Praxistipp | Wenn man einen Unterhaltsschuldner vertritt, der SGB-II-Leistungen erhält, könnte man sich auf die Ausführungen der SFK 3 beziehen, um die Behörde davon abzuhalten, ein Gerichtsverfahren einzuleiten. Argument: Trotz Wegfalls des § 7a UVG spricht die bisherige BGH-Rechtsprechung dafür, von einer gerichtlichen Geltendmachung abzusehen. Insbesondere die Überlegung, dass § 7a UVG schuldnerschützende Wirkung entfaltet und keine bloße Ordnungsvorschrift darstellt, kann für den Schuldner geltend gemacht werden. Zweck der Verwaltungserleichterung spricht gegen schematische „Verfolgung“.

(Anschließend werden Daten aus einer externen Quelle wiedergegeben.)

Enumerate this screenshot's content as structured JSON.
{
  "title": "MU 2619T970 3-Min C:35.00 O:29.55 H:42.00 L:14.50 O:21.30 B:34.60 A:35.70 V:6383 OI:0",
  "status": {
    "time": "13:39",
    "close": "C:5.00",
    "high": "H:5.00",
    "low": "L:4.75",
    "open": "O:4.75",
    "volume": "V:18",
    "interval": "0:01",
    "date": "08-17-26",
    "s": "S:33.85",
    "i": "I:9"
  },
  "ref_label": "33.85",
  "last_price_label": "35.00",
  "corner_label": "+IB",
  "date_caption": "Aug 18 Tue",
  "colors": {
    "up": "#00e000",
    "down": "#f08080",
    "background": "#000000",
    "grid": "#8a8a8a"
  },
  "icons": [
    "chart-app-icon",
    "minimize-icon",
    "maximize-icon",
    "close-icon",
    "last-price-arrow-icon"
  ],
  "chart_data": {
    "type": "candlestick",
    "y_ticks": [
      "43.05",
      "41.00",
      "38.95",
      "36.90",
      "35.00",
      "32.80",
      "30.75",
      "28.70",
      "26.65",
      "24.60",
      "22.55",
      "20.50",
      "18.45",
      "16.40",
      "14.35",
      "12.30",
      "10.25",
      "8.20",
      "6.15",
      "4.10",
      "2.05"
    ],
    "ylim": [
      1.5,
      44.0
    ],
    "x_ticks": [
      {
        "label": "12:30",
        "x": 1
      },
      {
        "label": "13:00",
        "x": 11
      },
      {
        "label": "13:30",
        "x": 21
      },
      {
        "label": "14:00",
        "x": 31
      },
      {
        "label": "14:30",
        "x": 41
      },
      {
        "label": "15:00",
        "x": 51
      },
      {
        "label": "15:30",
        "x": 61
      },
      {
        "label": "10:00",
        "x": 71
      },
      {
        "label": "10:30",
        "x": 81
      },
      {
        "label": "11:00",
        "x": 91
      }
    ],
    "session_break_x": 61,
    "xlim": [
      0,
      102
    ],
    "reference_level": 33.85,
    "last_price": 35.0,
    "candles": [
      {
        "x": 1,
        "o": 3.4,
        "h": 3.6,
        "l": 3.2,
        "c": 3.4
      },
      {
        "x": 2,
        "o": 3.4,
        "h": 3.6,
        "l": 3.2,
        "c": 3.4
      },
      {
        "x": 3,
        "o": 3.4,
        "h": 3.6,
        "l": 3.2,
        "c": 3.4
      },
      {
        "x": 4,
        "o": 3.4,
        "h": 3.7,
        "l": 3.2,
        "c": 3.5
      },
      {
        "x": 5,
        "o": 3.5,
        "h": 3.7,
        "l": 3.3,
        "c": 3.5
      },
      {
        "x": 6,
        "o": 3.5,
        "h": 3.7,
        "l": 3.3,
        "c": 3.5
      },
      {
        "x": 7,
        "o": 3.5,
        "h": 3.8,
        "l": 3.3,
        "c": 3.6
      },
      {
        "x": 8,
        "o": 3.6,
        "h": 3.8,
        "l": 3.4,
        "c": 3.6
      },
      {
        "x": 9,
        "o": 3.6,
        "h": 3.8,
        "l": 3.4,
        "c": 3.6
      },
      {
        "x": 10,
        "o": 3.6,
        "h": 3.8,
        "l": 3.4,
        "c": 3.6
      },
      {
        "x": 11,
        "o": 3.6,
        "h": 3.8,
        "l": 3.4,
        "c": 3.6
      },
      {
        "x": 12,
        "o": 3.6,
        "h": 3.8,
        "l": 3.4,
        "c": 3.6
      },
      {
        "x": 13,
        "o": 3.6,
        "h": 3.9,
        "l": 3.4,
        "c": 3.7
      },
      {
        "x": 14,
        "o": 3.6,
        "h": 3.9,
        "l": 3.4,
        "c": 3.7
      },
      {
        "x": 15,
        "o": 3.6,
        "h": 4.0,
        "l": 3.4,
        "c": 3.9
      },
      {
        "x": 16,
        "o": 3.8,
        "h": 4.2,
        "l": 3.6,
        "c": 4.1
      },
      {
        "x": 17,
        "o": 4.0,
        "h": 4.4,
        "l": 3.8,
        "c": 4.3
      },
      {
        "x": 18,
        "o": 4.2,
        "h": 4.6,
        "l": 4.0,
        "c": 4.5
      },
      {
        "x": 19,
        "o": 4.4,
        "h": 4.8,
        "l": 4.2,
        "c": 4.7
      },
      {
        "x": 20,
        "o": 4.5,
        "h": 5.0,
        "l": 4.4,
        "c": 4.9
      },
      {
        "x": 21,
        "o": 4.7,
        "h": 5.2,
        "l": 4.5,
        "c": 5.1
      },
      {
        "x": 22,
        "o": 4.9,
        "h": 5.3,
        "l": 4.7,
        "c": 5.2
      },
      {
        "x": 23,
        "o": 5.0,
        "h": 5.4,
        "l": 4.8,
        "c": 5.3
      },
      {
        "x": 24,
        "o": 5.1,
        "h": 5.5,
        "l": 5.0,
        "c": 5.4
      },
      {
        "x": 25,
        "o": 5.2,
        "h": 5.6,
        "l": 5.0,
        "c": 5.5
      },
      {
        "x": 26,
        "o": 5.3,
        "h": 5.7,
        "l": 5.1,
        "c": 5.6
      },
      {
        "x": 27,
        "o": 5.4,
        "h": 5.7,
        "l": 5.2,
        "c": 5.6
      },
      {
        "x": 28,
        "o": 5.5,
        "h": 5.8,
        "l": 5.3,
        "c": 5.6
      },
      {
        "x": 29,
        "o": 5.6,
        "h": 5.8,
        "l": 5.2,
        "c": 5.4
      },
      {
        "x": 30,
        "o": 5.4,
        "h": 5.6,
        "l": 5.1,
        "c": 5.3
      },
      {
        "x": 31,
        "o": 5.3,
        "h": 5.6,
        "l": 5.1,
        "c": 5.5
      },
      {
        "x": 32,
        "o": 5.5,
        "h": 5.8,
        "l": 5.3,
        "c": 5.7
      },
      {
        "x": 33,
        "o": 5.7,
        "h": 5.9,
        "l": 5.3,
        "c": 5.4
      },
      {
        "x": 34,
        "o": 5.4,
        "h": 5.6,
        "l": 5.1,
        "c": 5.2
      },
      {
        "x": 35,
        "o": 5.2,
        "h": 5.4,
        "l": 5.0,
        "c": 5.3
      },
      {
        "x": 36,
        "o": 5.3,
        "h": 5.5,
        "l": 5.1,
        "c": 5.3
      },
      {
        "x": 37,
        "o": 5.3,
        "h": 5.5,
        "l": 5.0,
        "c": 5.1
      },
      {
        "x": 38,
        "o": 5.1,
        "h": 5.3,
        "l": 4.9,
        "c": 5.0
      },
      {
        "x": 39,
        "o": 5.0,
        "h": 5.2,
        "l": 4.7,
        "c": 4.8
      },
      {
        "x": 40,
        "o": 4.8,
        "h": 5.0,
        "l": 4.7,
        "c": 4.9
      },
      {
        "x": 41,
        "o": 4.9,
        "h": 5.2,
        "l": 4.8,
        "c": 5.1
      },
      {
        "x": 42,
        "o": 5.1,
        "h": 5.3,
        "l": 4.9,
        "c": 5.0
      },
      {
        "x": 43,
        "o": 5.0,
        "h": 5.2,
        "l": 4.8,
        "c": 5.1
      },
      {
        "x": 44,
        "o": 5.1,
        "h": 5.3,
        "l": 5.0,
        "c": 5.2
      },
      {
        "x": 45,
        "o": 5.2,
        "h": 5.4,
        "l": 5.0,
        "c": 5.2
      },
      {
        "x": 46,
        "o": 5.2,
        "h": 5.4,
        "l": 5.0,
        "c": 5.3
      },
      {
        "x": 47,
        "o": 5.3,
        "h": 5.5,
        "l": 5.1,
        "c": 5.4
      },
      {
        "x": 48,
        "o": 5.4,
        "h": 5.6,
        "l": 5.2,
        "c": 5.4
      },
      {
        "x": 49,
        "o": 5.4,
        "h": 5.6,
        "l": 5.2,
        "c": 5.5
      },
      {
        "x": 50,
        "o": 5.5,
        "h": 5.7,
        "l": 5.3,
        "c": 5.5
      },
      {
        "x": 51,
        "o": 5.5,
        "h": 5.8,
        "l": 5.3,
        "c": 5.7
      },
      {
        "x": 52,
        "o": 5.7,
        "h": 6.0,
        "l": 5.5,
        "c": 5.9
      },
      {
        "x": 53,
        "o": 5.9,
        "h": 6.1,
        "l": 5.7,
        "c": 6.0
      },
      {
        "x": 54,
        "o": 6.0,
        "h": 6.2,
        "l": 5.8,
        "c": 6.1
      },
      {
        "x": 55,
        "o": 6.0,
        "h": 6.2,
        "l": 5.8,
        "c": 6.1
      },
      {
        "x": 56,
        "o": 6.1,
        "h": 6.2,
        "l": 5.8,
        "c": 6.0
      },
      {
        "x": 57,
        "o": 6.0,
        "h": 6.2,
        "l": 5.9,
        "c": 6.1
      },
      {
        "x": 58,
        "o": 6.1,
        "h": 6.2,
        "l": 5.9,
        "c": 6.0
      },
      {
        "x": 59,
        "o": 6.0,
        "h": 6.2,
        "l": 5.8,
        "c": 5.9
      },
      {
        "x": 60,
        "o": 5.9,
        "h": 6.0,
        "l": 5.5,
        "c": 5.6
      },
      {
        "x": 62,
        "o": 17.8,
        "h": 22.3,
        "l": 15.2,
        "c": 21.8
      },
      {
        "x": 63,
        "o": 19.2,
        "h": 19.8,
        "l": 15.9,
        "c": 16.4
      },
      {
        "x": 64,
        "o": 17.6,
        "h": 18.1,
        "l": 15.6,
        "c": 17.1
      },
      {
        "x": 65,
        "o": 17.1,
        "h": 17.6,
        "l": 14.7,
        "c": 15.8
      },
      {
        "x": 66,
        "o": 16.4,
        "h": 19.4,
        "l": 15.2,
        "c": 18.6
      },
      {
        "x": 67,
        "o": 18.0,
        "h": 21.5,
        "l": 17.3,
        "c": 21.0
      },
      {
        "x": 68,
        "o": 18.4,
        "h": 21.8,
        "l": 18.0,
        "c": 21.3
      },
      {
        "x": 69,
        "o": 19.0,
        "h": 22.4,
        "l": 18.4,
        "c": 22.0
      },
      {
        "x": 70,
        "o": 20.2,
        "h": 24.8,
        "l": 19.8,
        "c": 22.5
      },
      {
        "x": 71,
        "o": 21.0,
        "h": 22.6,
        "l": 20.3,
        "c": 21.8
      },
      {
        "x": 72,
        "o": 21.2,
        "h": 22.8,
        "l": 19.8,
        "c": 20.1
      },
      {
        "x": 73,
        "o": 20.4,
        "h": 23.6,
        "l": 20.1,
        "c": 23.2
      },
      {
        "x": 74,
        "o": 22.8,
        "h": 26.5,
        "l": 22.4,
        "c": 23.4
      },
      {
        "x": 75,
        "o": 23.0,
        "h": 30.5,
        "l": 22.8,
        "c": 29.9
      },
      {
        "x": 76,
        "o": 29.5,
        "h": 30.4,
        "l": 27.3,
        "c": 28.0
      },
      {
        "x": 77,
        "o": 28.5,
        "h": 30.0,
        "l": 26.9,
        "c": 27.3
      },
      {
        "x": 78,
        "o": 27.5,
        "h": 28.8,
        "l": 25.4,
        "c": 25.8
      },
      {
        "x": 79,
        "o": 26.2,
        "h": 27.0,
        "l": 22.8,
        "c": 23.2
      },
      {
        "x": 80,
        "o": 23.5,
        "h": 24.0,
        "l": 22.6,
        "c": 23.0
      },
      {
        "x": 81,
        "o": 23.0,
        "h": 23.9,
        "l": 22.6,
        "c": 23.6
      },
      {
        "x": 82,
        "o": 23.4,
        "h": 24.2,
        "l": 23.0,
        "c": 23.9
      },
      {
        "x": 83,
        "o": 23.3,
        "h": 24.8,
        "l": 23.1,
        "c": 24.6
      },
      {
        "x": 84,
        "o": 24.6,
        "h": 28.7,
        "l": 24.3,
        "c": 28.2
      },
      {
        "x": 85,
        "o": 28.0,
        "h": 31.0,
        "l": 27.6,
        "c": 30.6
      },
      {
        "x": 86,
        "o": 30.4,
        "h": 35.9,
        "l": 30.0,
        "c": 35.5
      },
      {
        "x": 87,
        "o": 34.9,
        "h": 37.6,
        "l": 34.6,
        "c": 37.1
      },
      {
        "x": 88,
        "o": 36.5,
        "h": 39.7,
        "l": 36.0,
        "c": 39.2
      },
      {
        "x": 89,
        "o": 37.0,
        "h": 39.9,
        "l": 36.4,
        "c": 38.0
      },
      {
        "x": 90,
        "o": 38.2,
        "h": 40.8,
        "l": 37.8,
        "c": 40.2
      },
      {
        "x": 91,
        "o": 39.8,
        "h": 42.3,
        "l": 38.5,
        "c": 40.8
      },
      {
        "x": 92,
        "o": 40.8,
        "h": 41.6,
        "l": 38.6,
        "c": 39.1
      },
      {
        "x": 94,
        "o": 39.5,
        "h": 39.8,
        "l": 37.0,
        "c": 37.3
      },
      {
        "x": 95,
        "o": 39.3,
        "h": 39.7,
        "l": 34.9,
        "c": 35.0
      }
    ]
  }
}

Dem steht auch nicht die Gesetzesbegründung der Bundesregierung (Drucks. 20/11306 des Deutschen Bundestage) entgegen: „Diese Regelung wurde zum 1.7.17 mit dem Ziel der Verwaltungserleichterung neu in das Gesetz eingefügt. Dieses Ziel wurde jedoch nicht erreicht, weshalb die Regelung aufgehoben wird. Die Regelung ist beim Unterhaltsrückgriff nicht hilfreich und vermindert den Rückgriffserfolg bei der Gruppe der barunterhaltspflichtigen Elternteile im SGB-II-Leistungsbezug. Die mit der Regelung angestrebte Verwaltungserleichterung kann zudem durch eine Ermessensausübung in der Sachbearbeitung im Einzelfall leichter erzielt werden. Außerdem ist es aufwendiger, die Voraussetzungen des § 7a UVG regelmäßig zu klären, als erfolglose Vollstreckungsmaßnahmen durchzuführen.“

Es ist weiterhin eine Verwaltungserleichterung gewollt. Diese soll durch eine

Ermessensausübung erreicht werden. Darauf müsste der Anwalt – falls die

Behörde weiter schematisch vorgeht – hinweisen.